Проездом в Берлин я остановился в Дрездене. Настоятелем здесь был назначенный мною холмский священник о. Можаровский. Ему удалось сорганизовать группу прихожан, и в приходе чувствовались жизнь и теплая атмосфера. Я отслужил в воскресенье Литургию и уехал в Берлин.

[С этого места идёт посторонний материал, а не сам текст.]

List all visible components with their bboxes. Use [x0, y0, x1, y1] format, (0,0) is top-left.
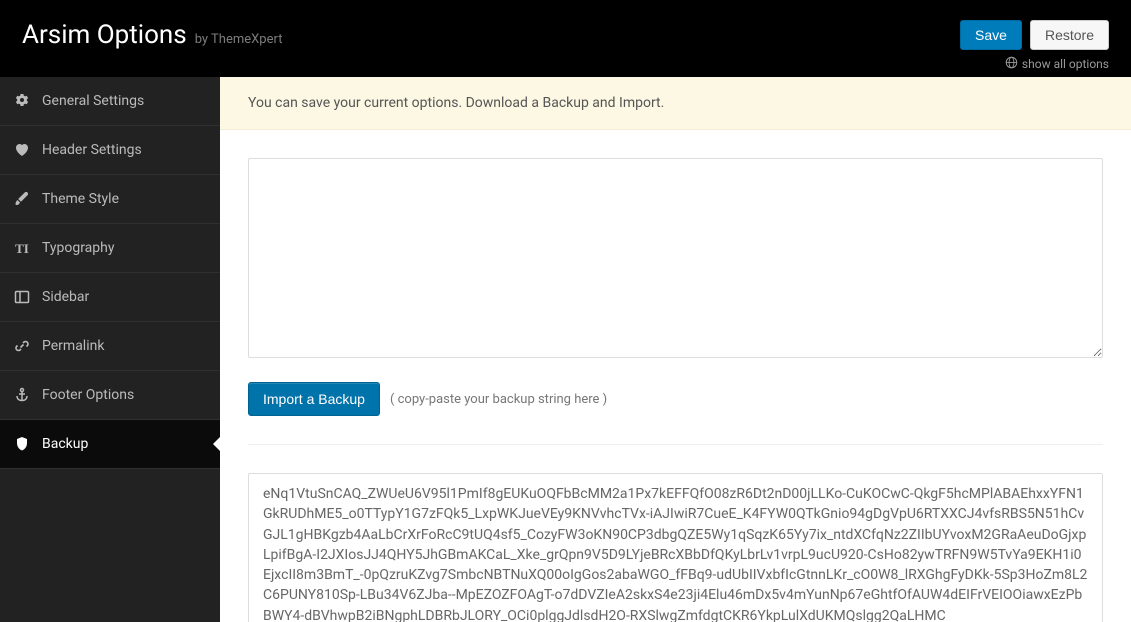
show-all-options-label: show all options — [1022, 57, 1109, 71]
sidebar-item-general-settings[interactable]: General Settings — [0, 77, 220, 126]
sidebar-item-header-settings[interactable]: Header Settings — [0, 126, 220, 175]
main-content: You can save your current options. Downl… — [220, 77, 1131, 622]
sidebar-item-label: Backup — [42, 436, 88, 452]
sidebar-item-label: General Settings — [42, 93, 144, 109]
page-subtitle: by ThemeXpert — [195, 32, 283, 47]
gears-icon — [14, 93, 30, 109]
backup-string-textarea[interactable] — [248, 473, 1103, 622]
anchor-icon — [14, 387, 30, 403]
import-hint: ( copy-paste your backup string here ) — [390, 392, 607, 407]
sidebar-item-label: Header Settings — [42, 142, 142, 158]
restore-button[interactable]: Restore — [1030, 20, 1109, 50]
section-divider — [248, 444, 1103, 445]
import-backup-button[interactable]: Import a Backup — [248, 382, 380, 416]
shield-icon — [14, 436, 30, 452]
brush-icon — [14, 191, 30, 207]
globe-icon — [1005, 56, 1018, 72]
sidebar: General Settings Header Settings Theme S… — [0, 77, 220, 622]
info-banner: You can save your current options. Downl… — [220, 77, 1131, 130]
save-button[interactable]: Save — [960, 20, 1022, 50]
import-textarea[interactable] — [248, 158, 1103, 358]
sidebar-item-label: Typography — [42, 240, 114, 256]
sidebar-item-label: Footer Options — [42, 387, 134, 403]
page-title: Arsim Options — [22, 20, 187, 50]
typography-icon: TI — [14, 240, 30, 256]
sidebar-item-footer-options[interactable]: Footer Options — [0, 371, 220, 420]
heart-icon — [14, 142, 30, 158]
sidebar-item-sidebar[interactable]: Sidebar — [0, 273, 220, 322]
sidebar-item-typography[interactable]: TI Typography — [0, 224, 220, 273]
sidebar-item-label: Sidebar — [42, 289, 89, 305]
layout-icon — [14, 289, 30, 305]
sidebar-item-permalink[interactable]: Permalink — [0, 322, 220, 371]
show-all-options-link[interactable]: show all options — [1005, 56, 1109, 72]
sidebar-item-backup[interactable]: Backup — [0, 420, 220, 469]
header: Arsim Options by ThemeXpert Save Restore… — [0, 0, 1131, 77]
sidebar-item-theme-style[interactable]: Theme Style — [0, 175, 220, 224]
sidebar-item-label: Permalink — [42, 338, 104, 354]
link-icon — [14, 338, 30, 354]
sidebar-item-label: Theme Style — [42, 191, 119, 207]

Приближалось Рождество Христово. Мы стали готовиться к праздникам. Мне приходилось постоянно ездить на службы из Тегеля в посольскую церковь на Унтер ден Линден. Утомительное, беспокойное путешествие. Долгая езда на трамваях, пересадки, ожидание на пересадках, дождь, туман, на улицах грязь… В длинной рясе — беда! Помню, я сел в трамвае, распустив рясу по грязному полу, а какой-то попутчик мне по-русски: "Подбери рясу-то! Это же не Царевококшайск…" После всенощных, которые затягивались до 9 часов, приходилось возвращаться в непогоду, во тьме (фонарей было мало), шлепая по лужам, а доедешь до Тегеля, до дому еще ходьбы минут десять. Приезжал промокший, усталый. Особенно тяжко было путешествие перед обедней. Приедешь в храм утомленный, и нет свежести духа, столь необходимого для служения Литургии.
На Рождестве произошел эпизод, который мне праздник немного отравил.
В первый день Рождества зашел ко мне в комнату, где после обедни я пил чай, какой-то господин и отрекомендовался чиновником сербского посольства. Я предложил чаю. Он мне рассказал, что в посольстве на Рождественские дни все разъехались, он один, ему скучно, — вот он и пришел в наш храм помолиться. Из его реплик я заключил, что ему известны наиболее видные сербские иерархи. Узнав, что я на другой день служу в Тегеле, он сказал, что тоже туда приедет. И верно, — приехал. Я позвал его к завтраку в нашу общую столовую. Он уклонился: "Нет, уж позвольте остаться в вашей комнате… я никого здесь не знаю, мне бы не хотелось…" Я не настаивал. Во время завтрака он постучался в столовую: "Можно мне пока погулять на кладбище?" — "Пожалуйста…" С прогулки он не вернулся. Хватился я моих золотых часов, оставленных в комнате, — нет часов… Сербский посланник потом смеялся: "Ну и доверчивость!" Расследование ни к чему не привело, хоть мне и принесли альбомы с фотографиями воров. Ну где ж узнать!
30 декабря (старого стиля) я получил телеграмму с извещением о смерти настоятеля Брюссельской церкви протоиерея Александра Смирнопуло. Надо было ехать на похороны, спешно добывать визы и т. д. Я успел побывать накануне Нового года на детской елке, устроенной русско-немецким обществом, и отслужил там молебен. Новогоднюю ночь провел в вагоне. Меня сопровождал диакон Вдовенко.